Often I had dreams and I stood again on that beach with Julian, knowing every line on that tired, bitter face, creased with the lines of middle-age; and hearing again the tired, bitter words that he had spoken. It is I who shiver now . . . what happened to my high-priest’s daughter? . . . . they believed I was a god. . . .
Did he know or did he guess that exile was the punishment that Fullofaudes had intended for him? I often wondered.
XI
JULIUS OPTATUS SAID patiently, “I am sorry to trouble you again, sir, but the supplies for this month are overdue. We are short of fodder for the horses; the remounts we were promised haven’t arrived, and General Veronius keeps pressing me to do something.”
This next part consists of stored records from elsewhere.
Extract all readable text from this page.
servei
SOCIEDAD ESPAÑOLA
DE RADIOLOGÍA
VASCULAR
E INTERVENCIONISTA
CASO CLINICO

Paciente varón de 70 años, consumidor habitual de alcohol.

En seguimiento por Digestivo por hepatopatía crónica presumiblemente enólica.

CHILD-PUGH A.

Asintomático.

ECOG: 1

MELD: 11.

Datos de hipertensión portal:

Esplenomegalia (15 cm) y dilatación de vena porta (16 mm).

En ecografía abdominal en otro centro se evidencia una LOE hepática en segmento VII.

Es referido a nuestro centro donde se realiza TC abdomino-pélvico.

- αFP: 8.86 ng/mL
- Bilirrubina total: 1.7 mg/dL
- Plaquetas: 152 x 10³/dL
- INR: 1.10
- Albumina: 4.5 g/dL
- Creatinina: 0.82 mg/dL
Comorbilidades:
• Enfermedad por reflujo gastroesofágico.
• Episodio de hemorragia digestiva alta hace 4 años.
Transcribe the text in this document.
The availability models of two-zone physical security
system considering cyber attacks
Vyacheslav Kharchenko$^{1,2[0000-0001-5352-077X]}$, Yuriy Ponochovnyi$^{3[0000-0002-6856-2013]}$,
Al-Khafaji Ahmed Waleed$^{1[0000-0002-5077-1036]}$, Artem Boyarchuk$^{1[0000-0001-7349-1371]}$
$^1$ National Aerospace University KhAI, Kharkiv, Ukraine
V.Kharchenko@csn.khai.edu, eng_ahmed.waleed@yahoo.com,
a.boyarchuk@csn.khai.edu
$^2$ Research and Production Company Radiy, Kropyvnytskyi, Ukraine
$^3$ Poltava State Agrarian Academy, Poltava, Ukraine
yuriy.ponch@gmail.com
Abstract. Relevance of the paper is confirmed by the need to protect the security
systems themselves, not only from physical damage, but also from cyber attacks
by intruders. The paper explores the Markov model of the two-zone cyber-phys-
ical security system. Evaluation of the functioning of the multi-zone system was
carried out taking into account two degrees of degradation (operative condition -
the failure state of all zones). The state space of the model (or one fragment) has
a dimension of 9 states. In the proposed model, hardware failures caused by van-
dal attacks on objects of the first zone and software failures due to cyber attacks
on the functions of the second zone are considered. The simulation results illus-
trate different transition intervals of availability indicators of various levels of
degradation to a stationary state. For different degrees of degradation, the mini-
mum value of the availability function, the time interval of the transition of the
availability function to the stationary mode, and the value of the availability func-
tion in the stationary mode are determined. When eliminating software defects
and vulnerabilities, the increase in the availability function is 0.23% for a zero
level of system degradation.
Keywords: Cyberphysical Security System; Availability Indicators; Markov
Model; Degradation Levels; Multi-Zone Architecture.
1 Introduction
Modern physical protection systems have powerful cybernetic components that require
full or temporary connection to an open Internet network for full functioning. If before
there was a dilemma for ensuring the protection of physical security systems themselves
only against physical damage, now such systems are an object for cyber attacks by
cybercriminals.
I looked at the documents in his hand. “What else?”
“There’s quite a lot, sir.”
“Go on.”
“The breast-plates for the auxiliaries at Confluentes still haven’t arrived; the spear shafts came on that last mule-train, but without their heads, and some of the weapons aren’t up to standard. The bows from Mantua are too light, and the last consignment of swords are badly balanced; much too heavy in the hilt. Shall I send them back?”
“Can our armourers do anything?”
“They can try, sir, but the master fletcher just got into a rage when I showed him the bows.” Optatus grinned. “You know what a temper he has, sir. He snapped the one he was testing and threw it at me.”